Whether you’re searching for a weight gain meal plan for females or need a 10 kg weight gain diet chart for females, we’ve got you covered. Our team has spent time testing different approaches, tweaking plans, and making sure what we recommend really works—for all kinds of body types.
This isn’t guesswork—it’s the result of real effort from real people who care. We've helped many transform their routines and see actual progress, and we’d love to help you do the same. Because at the end of the day, your goals matter—and we’re here to make sure you reach them.
FAQs
How can I gain 10 kg weight?
To gain 10 kg safely, aim for a gradual 0.5–1 kg weight gain per week with a 10 kg weight gain diet chart. Focus on calorie-rich meals, regular resistance training, and proper rest.
What is a good diet plan to gain weight?
A good diet plan to gain weight includes 3 main meals and 2–3 snacks daily. Combine protein, carbs, and fats in each meal to maximize absorption and muscle building.
Which food is best for weight gain?
Foods like nuts, seeds, whole milk, bananas, potatoes, rice, peanut butter, and red meat are ideal for healthy weight gain. These should form the core of your gaining diet chart.
How to gain 3,000 calories per day?
Divide the day into 6 meals. Include calorie-dense snacks like smoothies, nut butter, and dry fruits. Use ghee or olive oil while cooking. A morning diet for weight gain should include oats, eggs, and a milkshake.
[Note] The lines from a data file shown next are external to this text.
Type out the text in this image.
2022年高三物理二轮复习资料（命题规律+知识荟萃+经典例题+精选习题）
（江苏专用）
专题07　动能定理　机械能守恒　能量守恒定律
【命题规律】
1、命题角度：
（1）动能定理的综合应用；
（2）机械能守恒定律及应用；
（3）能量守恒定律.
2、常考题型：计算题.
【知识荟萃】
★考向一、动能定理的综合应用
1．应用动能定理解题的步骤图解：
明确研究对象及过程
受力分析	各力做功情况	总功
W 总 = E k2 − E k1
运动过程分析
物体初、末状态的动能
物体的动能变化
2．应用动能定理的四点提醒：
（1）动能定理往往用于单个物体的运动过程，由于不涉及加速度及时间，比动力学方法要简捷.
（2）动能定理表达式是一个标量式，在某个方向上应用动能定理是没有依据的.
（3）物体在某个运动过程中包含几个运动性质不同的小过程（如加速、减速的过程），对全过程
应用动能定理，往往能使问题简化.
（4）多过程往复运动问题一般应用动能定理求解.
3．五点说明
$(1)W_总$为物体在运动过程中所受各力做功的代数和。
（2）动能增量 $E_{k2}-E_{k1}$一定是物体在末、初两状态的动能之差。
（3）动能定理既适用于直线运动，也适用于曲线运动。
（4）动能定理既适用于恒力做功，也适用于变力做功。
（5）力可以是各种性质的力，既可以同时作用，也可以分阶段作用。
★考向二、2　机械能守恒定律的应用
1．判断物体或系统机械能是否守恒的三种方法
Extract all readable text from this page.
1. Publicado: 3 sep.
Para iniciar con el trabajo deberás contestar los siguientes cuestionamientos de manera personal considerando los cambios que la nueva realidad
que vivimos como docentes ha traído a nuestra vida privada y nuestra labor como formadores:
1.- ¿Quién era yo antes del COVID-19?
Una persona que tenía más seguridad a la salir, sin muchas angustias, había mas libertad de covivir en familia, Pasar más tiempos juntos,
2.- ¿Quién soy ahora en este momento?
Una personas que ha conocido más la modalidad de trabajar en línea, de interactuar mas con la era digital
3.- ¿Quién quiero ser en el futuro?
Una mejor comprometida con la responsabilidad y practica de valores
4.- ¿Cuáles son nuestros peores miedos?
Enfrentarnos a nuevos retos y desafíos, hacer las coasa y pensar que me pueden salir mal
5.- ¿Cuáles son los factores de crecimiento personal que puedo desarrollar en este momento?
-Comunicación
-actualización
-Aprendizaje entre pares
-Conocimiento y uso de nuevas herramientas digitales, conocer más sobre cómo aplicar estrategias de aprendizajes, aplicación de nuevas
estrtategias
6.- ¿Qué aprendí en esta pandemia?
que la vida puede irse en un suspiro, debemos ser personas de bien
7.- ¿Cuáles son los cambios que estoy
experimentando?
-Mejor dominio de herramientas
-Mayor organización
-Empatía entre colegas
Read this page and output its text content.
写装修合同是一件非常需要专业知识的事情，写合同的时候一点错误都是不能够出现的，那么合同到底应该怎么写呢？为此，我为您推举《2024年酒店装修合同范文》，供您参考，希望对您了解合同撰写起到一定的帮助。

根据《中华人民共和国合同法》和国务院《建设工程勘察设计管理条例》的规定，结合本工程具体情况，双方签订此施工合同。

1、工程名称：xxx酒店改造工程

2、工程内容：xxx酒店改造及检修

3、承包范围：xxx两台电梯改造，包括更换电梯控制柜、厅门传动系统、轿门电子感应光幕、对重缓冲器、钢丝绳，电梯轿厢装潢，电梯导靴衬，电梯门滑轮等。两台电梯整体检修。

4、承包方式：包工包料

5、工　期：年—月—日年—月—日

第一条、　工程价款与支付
How many calories are in 2 eggs?
Two whole eggs contain about 140–160 calories, along with 12–14 grams of high-quality protein, making them a great part of any weight gain diet chart.
Conclusion
Gaining weight isn’t just about eating more—it’s just as strategic as losing weight. It takes a plan, some patience, and the right kind of support. A personalized weight gain diet plan helps give your body exactly what it needs to grow the right way.
Whether you're after a diet chart for weight gain for female in 1 month, or looking for a 20 kg weight gain diet chart, the key is staying consistent. Progress doesn’t happen overnight, but with the right steps, it does happen.
If you’re ready to take that step, Jacked Nutrition is here to walk with you. From expert consultations to customized supplement recommendations, we’re more than just a supplement brand—we’re your partner in building a healthier, stronger version of you.